O México perdeu nesta sexta-feira a sua primeira mulher medalhista de ouro nos Jogos Olímpicos. Soraya Jiménez morreu aos 35 anos, vítima de um ataque cardíaco, apenas 13 anos depois de fazer história ao vencer uma das categorias do levantamento de peso nos Jogos de Sydney, em 2000, tornando-se um ídolo daquele país.

AE-AP, Agência Estado

29 de março de 2013 | 12h25

Até hoje somente duas mulheres mexicanas subiram ao lugar mais alto do pódio em uma Olimpíada. Além de Jiménez, a outra medalhista de ouro do país é María Espinoza, que venceu no tae kwon do em Pequim/2008.

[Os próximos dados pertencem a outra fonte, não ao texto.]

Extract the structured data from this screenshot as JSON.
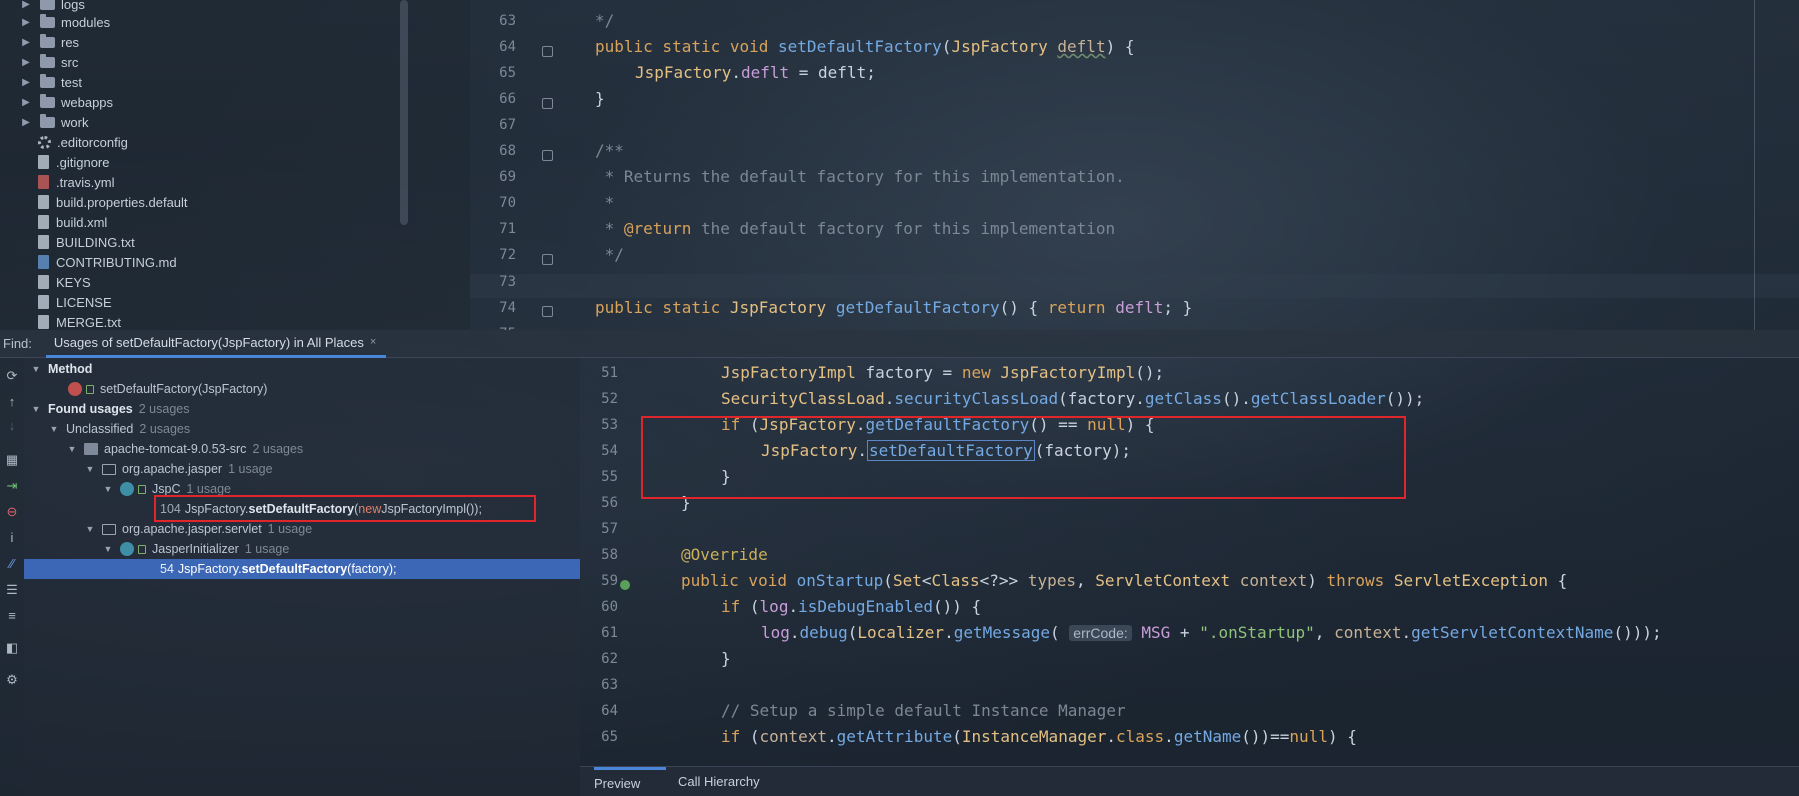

O Comitê Olímpico Mexicano divulgou comunicado nesta sexta, logo após a confirmação da morte de Jiménez, afirmando estar de luto. O presidente do México, Enrique Peña Nieto, se expressou pelo Twitter: "Lamento o falecimento da atleta mexicana e medalhista olímpica Soraya Jiménez. Minhas condolências para a família", escreveu.

Esta é a segunda morte de um mexicano medalhista em Sydney em apenas dois meses. Em janeiro, já havia falecido o marchador Noé Hernández, depois de ter sido atingido por um tiro. Jiménez esteve presente no enterro do atleta.